Margarida resignou-se a não entender.
Uma terceira interrogação. Desta vez foi a palavra pragmática que a originou.
Daniel estava em maré de infelicidades. Esta acabou de o impacientar.
Tirando o livro comprometedor das mãos da discípula, disse com certo despeito mal encoberto:
- Deixa-te de estudar, Margarida; não estou agora para isso.
- Mas depois... amanhã...
- Amanhã? Que tem? Sossega que não te castigo. E demais inda tens muito tempo. Não vês que eu só venho de tarde?
- Mas...
- Mas... agora não quero que estudes, quero que cantes.
- Ora cantar! Que hei-de eu cantar?
- A cantiga da morena.
- Eu não gosto dela.
- Não?
- Eu, não.
- Então qual gostas mais, Guida? - perguntou Daniel, dando, à pergunta e sobretudo àquela familiar alteração do nome de Margarida, uma música de afectuoso galanteio, que não deixaria ficar mal ninguém.
- A da Cabreira é muito mais bonita.
- Já me não lembra bem. Pois então a da Cabreira.
- Agora não.
- Agora sim; e porque a não hás-de cantar agora?
- A minha irmã Clara é que a sabe cantar bem; eu não.

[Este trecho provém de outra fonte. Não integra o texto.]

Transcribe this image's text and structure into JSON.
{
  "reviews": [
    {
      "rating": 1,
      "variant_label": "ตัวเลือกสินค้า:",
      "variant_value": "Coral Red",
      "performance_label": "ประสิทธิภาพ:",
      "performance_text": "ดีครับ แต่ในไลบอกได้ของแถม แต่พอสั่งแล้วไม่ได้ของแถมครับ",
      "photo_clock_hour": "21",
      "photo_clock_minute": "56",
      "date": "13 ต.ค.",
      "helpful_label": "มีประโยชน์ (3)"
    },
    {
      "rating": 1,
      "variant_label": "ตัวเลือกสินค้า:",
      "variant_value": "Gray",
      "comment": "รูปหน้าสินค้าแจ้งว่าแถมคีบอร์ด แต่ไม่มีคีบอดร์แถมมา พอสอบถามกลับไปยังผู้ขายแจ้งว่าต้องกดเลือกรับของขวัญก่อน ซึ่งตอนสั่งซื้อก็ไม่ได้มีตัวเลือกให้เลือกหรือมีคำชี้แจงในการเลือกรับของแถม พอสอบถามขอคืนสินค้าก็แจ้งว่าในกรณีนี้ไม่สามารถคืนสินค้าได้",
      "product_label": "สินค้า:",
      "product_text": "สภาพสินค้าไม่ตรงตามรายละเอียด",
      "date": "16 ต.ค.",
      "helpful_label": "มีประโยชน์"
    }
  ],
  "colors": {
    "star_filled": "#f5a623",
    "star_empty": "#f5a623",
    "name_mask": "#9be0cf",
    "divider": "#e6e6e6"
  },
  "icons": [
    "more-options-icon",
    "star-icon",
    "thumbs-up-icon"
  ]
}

- Ora adeus, ela é ainda uma criança - disse Daniel com um soberbo gesto de homem. - Eu quero-a ouvir a ti.
- Eu julgo que nem a sei.
- Sabes, sabes, vamos a ver.
- Olhe... eu canto, mas...
E Margarida pôs-se então a cantar e com voz tão sonora e agradavelmente infantil, que, se o reitor estivesse despreocupado, numa posição mais cómoda e disposto a julgar com imparcialidade, confessaria que era excelente. Mas, na ausência destas condições de juízo desapaixonado, foi um crítico como quase todos.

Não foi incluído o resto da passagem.